Named Entity Processing on Historical Newspapers


HIPE (Identifying Historical People, Places and other Entities) is a named entity processing evaluation campaign on historical newspapers in French, German and English, organized in the context of the impresso project and run as a CLEF 2020 Evaluation Lab.

Key information

(also visit various pages via the ‘hamburger’ menu on the top right)

Tasks: Named Entity Recognition and Classification and Named Entity Linking.

Results (update 12.06.2020): Now published! Learn more about the results of the 13 teams who participated and submitted more than 70 runs here. Approaches will be described in working note papers presented in Sept at the CLEF conference (online) and published via the CEUR-WS platform.

Covid19: Check the new HIPE calendar and the CLEF home page. The final conference will happen online at the same date.

Registration: until 26 April 2020.

Data: in this github repository.

Participation: the participation guidelines (v1.1) offer a detailed description of the tasks and provide instructions relative to participation.


  • For information about the metrics, visit the dedicated page or section 4 of the participation guidelines.

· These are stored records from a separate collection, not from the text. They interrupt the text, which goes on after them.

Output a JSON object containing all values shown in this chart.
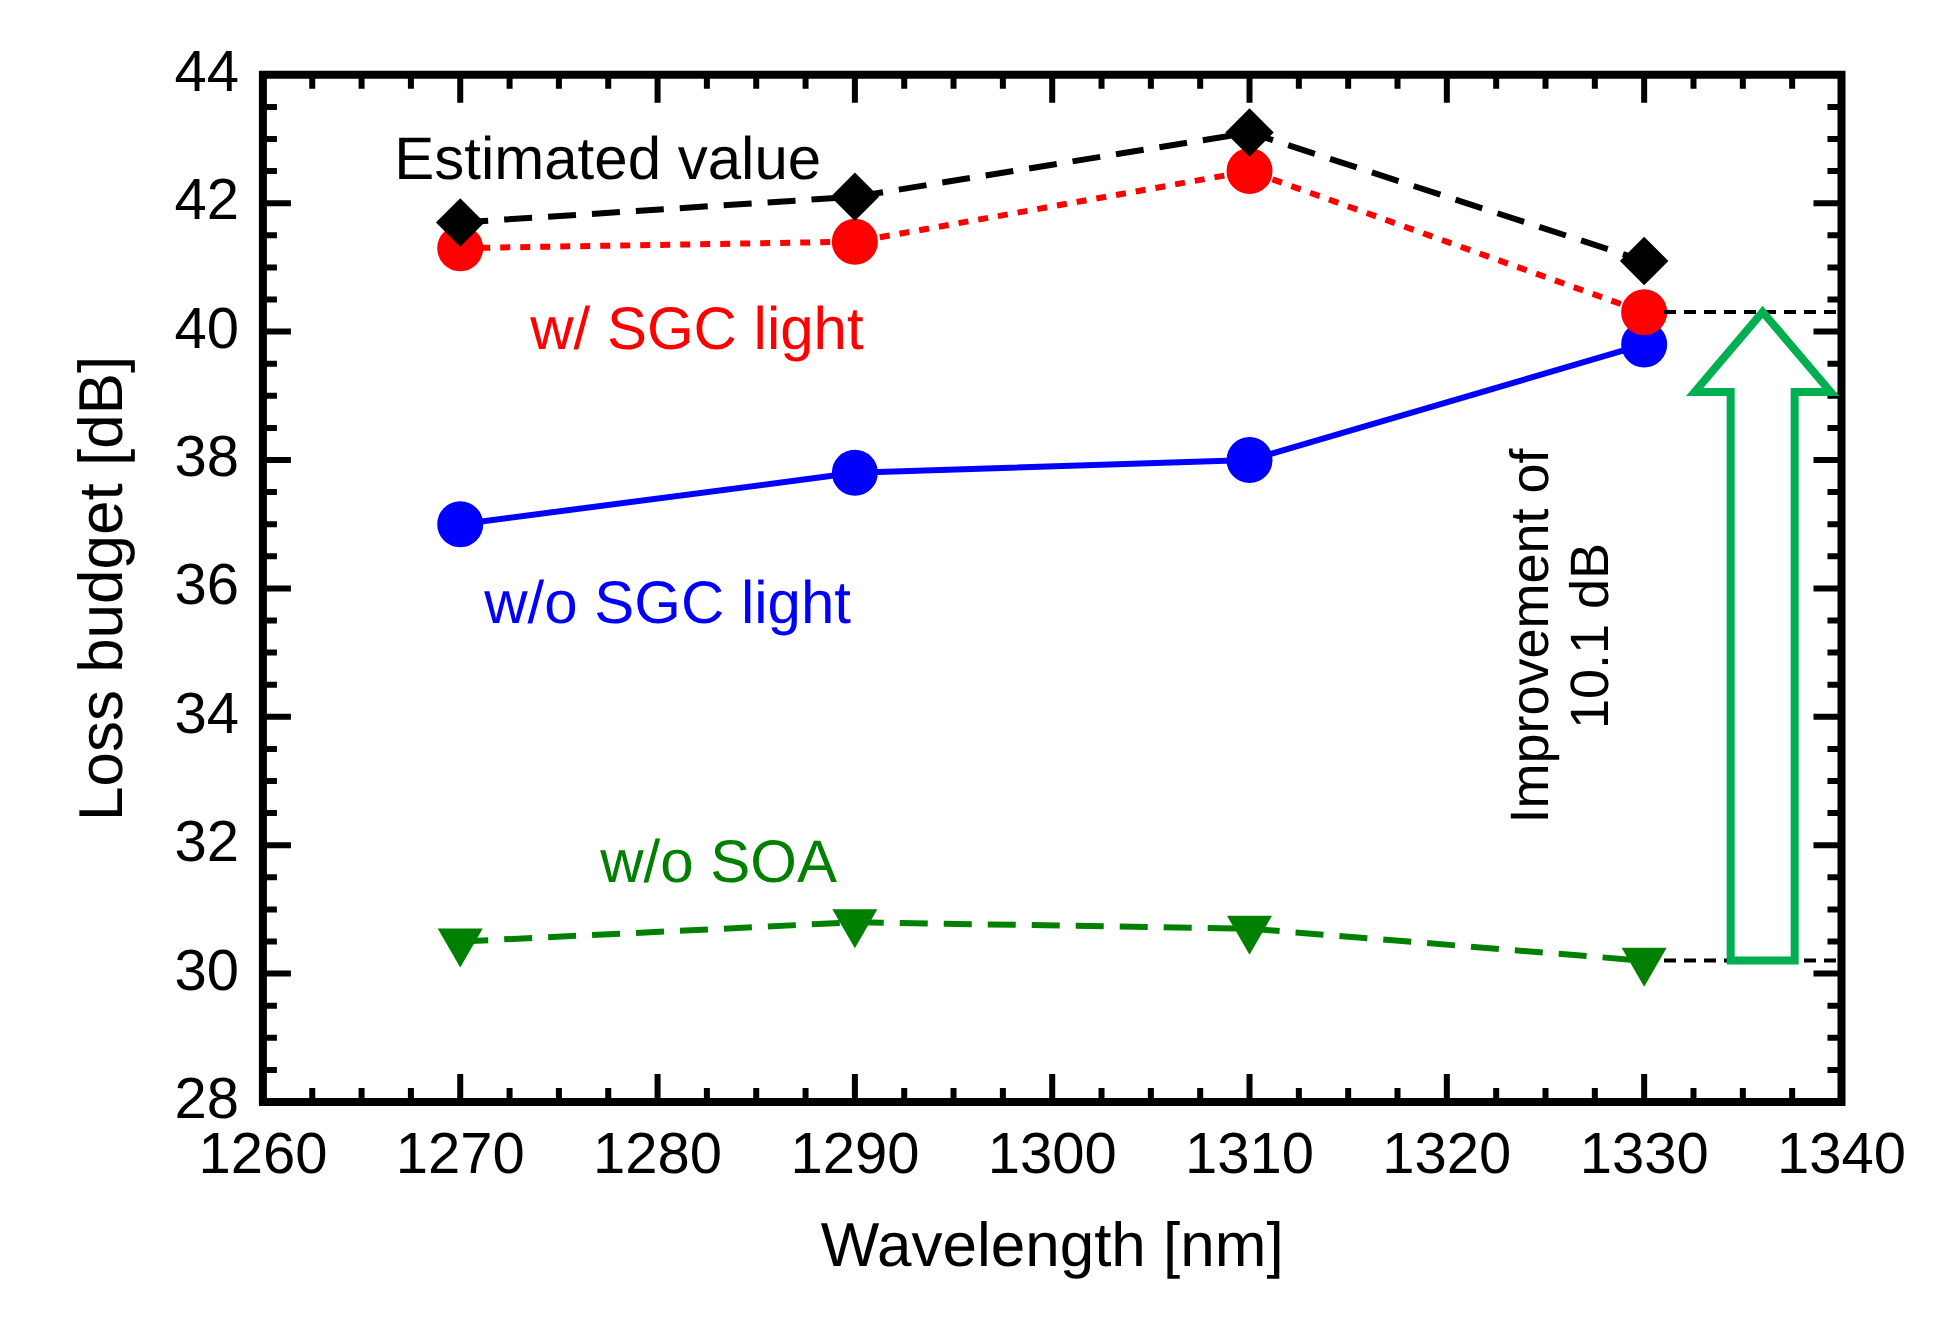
{
  "chart_data": {
    "type": "line",
    "xlabel": "Wavelength [nm]",
    "ylabel": "Loss budget [dB]",
    "x": [
      1270,
      1290,
      1310,
      1330
    ],
    "series": [
      {
        "name": "Estimated value",
        "color": "#000000",
        "values": [
          41.7,
          42.1,
          43.1,
          41.1
        ],
        "marker": "diamond",
        "line_style": "dashed"
      },
      {
        "name": "w/ SGC light",
        "color": "#ff0000",
        "values": [
          41.3,
          41.4,
          42.5,
          40.3
        ],
        "marker": "circle",
        "line_style": "dotted"
      },
      {
        "name": "w/o SGC light",
        "color": "#0000ff",
        "values": [
          37.0,
          37.8,
          38.0,
          39.8
        ],
        "marker": "circle",
        "line_style": "solid"
      },
      {
        "name": "w/o SOA",
        "color": "#008000",
        "values": [
          30.5,
          30.8,
          30.7,
          30.2
        ],
        "marker": "triangle",
        "line_style": "dashed"
      }
    ],
    "xlim": [
      1260,
      1340
    ],
    "xticks": [
      1260,
      1270,
      1280,
      1290,
      1300,
      1310,
      1320,
      1330,
      1340
    ],
    "ylim": [
      28,
      44
    ],
    "yticks": [
      28,
      30,
      32,
      34,
      36,
      38,
      40,
      42,
      44
    ],
    "grid": false,
    "legend": "top left",
    "annotations": [
      "Improvement of\n10.1 dB"
    ]
  }
}
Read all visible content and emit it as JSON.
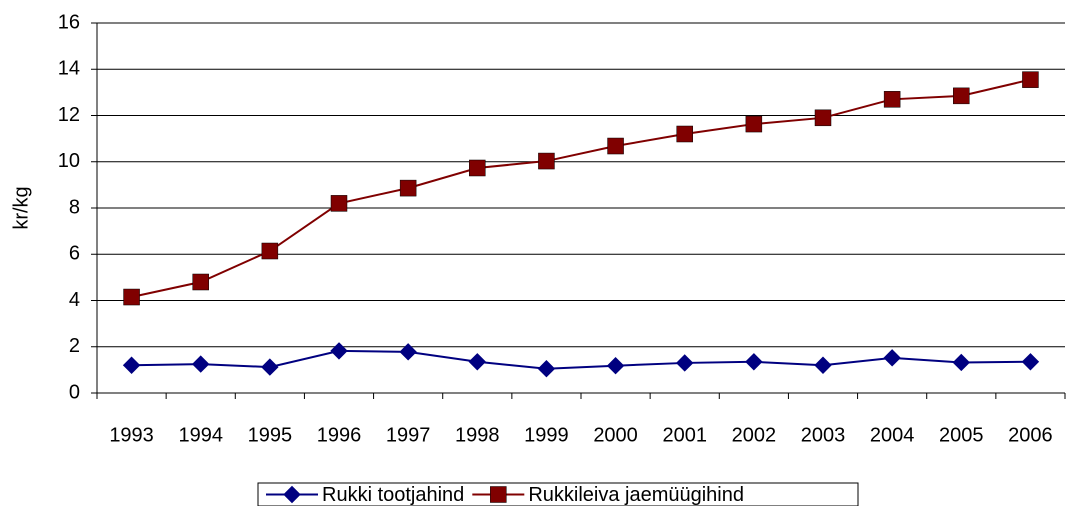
{
  "chart_data": {
    "type": "line",
    "y_label": "kr/kg",
    "categories": [
      "1993",
      "1994",
      "1995",
      "1996",
      "1997",
      "1998",
      "1999",
      "2000",
      "2001",
      "2002",
      "2003",
      "2004",
      "2005",
      "2006"
    ],
    "series": [
      {
        "name": "Rukki tootjahind",
        "color": "#000080",
        "marker": "diamond",
        "values": [
          1.2,
          1.25,
          1.12,
          1.82,
          1.78,
          1.35,
          1.05,
          1.18,
          1.3,
          1.35,
          1.2,
          1.52,
          1.32,
          1.35
        ]
      },
      {
        "name": "Rukkileiva jaemüügihind",
        "color": "#800000",
        "marker": "square",
        "values": [
          4.15,
          4.8,
          6.14,
          8.2,
          8.86,
          9.73,
          10.03,
          10.68,
          11.2,
          11.63,
          11.9,
          12.7,
          12.85,
          13.55
        ]
      }
    ],
    "ylim": [
      0,
      16
    ],
    "yticks": [
      0,
      2,
      4,
      6,
      8,
      10,
      12,
      14,
      16
    ],
    "grid": true,
    "legend": "bottom"
  }
}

  • HIPE scorer available HERE.



Since its introduction some twenty years ago, named entity (NE) processing has become an essential component of virtually any text mining application and has undergone major changes. Recently, two main trends characterise its developments: the adoption of deep learning architectures, and the consideration of textual material originating from historical and cultural heritage collections. While the former opens up new opportunities, the latter introduces new challenges with heterogeneous, historical and noisy inputs. If NE processing tools are increasingly being used in the context of historical documents, performances are below the ones on contemporary data and are hardly comparable. In this context, the objective of HIPE is threefold:

  1. to strengthen the robustness of existing approaches on non-standard input;
  2. to enable performance comparison of NE processing on historical texts; and, in the long run,
  3. to foster efficient semantic indexing of historical documents in order to support scholarship on digital cultural heritage collections.